A specimen of the botany of New Holland/Embothrium sericeum

Embothrium sericeum (Sowerby).jpg

EMBOTHRIUM sericeum.

Silky Embothrium.


Spec. Char. E. foliis ternatis integerrimis revolutis subtus sericeis, spica recurva, fructu tuberculato glabro.
Leaves ternate, entire, revolute, silky beneath. Spike recurved. Fruit tuberculated, not downy.

THIS shrub is said to form a bush four to five feet in height. Our knowledge of it is entirely from dried specimens and drawing, for it has not yet been raised from any seeds brought to Europe. In New South Wales it should seem to be not uncommon, flowering in October.

The root is perennial, thick and woody. Stem very much branched even from the bottom, round, the younger branches angular, and clothed with fine silky down, as are likewise the flower-stalks, corollæ, and backs of the leaves. The leaves are for the most part ternate, covering the branches without any order, nearly sessile, the uppermost, or those which grow on the weaker branches, being simple. Their form is mostly elliptical, sometimes linear, always tipped with a minute very sharp point, entire, revolute, three-nerved, and veiny, the lateral nerves running in a very peculiar manner very near the margin and along the sharp edge made by its being turned in; upper surface bright green, smooth, and naked. Stipulæ none. Spikes terminal, solitary, short and dense, recurved, simple. Flowers on shortish, alternate, solitary, simple footstalks, all directed upwards, without bracteæ or involucra. Corolla rose-coloured, silky without, clothed partly with very dense erect hairs within, and split about half way down into four segments. Antheræ small, yellowish, sessile in the hollow tips of the corolla, as in other species of this genus. Germen oval, green; style smooth, red; stigma hemisphærical, smooth. Follicle oval, black, tuberculated, destitute of hair or down, brown within. Seeds two, flattish, attached by a very short wing to the upper end of the follicle.

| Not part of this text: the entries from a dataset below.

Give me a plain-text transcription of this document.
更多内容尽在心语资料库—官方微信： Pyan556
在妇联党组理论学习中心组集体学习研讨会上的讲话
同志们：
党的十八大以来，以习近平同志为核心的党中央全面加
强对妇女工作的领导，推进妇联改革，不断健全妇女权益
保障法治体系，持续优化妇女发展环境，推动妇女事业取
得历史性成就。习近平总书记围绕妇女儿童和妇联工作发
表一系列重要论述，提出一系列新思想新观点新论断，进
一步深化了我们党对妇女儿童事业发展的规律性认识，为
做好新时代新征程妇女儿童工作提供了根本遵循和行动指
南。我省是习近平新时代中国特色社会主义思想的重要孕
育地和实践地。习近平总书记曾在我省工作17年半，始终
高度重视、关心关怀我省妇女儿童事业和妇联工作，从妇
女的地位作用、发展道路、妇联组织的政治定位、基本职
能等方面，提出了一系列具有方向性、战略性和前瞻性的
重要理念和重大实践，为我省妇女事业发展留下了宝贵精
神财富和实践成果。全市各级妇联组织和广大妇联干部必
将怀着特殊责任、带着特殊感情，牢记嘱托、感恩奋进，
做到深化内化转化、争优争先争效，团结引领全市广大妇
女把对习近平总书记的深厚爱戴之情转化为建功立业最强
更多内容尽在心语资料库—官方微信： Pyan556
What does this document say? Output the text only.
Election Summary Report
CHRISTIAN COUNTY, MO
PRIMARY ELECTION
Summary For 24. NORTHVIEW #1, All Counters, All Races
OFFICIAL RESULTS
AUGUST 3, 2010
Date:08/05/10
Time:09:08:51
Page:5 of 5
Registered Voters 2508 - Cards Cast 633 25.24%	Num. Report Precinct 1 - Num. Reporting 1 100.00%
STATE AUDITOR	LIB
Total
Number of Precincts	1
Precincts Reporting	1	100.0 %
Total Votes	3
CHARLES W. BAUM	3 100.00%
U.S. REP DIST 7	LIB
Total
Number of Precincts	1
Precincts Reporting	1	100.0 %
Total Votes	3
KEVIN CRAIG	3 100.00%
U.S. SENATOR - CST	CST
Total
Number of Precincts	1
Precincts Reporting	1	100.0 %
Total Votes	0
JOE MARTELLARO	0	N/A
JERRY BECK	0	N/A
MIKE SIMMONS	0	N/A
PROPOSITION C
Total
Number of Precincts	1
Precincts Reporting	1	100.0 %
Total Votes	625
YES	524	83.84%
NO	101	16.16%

There are three very remarkable varieties of this species, viz.

α minor. This is its most frequent appearance, and is what we have principally represented in the figure. β major. In all its parts twice as large, and somewhat less silky.

γ angustifolia. With very long and linear leaves, and flowers like var. α.

From the most attentive consideration it appears these, however different in appearance and even in the figure of their leaves, are really not specifically distinct.}}


1. A branch of var. α 2. A Flower. 3. Half-ripe Fruit. 4. A Seed. 5. Leaves of var. β. 6. Ditto of γ.